A l’Ouest, son prestige semble rétabli après des années difficiles : sa visite aux Etats-Unis est non seulement la première ayant statut de « visite d’État » (sur les cinq réalisées depuis le début de ses primatures) mais a également débouché sur une série d’accords dans tous les domaines : énergie, santé, changement climatique, défense, transferts de technologies, etc. La présence de Narendra Modi aux côtés d’Emmanuel Macon pour les cérémonies du 14 juillet sur les Champs-Élysées marquera l’importance que les Européens accordent au leader indien malgré leur perception critique de son bilan en matière de tolérance religieuse, de droit de l’opposition, de séparation des pouvoirs, etc.
Mais c’est à l’est et au nord que la prouesse diplomatique de l’Inde est la plus importante, quand on constate à quel point les relations entre Delhi et Moscou se sont renforcées exactement au même moment. Delhi s’est abstenue de condamner la Russie au Conseil de sécurité des Nations-Unies durant l’année 2022 où elle jouissait d’un siège non permanent, et en outre elle a développé ses importations depuis la Russie : le commerce bilatéral a atteint le niveau record de 44,4 Mds de dollars durant la période 2022-2023. Une large partie de cette augmentation considérable tient aux hydrocarbures. L’Inde transforme en effet sur son sol le pétrole russe. Enfin, elle accueille le sommet de l’Organisation de Coopération de Shanghai, structure créée par la Russie et la Chine pour faire contrepoids à l’OTAN et contester l’ordre géopolitique issue de la Deuxième Guerre mondiale. Cela sert son prestige dans toutes les parties de l’Asie.
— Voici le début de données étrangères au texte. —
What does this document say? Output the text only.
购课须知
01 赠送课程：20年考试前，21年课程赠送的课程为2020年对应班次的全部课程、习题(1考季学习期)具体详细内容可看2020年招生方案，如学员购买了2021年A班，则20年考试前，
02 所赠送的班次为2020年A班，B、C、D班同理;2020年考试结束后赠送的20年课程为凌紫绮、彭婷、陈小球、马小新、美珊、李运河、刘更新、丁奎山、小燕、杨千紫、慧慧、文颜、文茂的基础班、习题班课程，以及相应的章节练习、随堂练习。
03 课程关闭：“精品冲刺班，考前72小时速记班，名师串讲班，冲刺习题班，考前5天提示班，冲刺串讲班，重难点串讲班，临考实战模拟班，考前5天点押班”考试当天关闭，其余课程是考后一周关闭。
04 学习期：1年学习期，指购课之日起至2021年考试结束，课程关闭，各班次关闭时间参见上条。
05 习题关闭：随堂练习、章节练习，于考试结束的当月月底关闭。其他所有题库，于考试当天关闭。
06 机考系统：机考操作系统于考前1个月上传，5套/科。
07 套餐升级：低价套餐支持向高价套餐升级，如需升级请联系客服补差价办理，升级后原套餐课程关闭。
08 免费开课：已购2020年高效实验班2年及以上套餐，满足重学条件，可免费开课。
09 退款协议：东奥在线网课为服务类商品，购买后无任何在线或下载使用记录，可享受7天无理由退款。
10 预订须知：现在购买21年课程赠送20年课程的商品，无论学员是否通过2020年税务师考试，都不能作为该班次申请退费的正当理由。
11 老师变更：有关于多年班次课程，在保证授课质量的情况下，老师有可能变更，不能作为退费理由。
L’Inde (re)devient une grande puissance œcuménique, dans toutes les directions et dans tous les domaines. Partout, elle est recherchée et courtisée, par-delà les réseaux d’alliance traditionnels en cours de durcissement. Le « multi-alignement » revendiqué par le gouvernement Modi théorise cette attractivité générale. Quelles sont les raisons qui la fondent ?
L’Inde, bénéficiaire du piège de Thucydide
Le renforcement récent de l’Inde sur la scène internationale tient d’abord à la guerre en Ukraine et au renforcement de la rivalité entre les États-Unis et la Chine, qui voit l’Inde bénéficier « du piège de Thucydide » (Graham Allison), cette situation qui voit une puissance dominante entrer en conflit avec un rival émergent, dont elle craint la montée en puissance.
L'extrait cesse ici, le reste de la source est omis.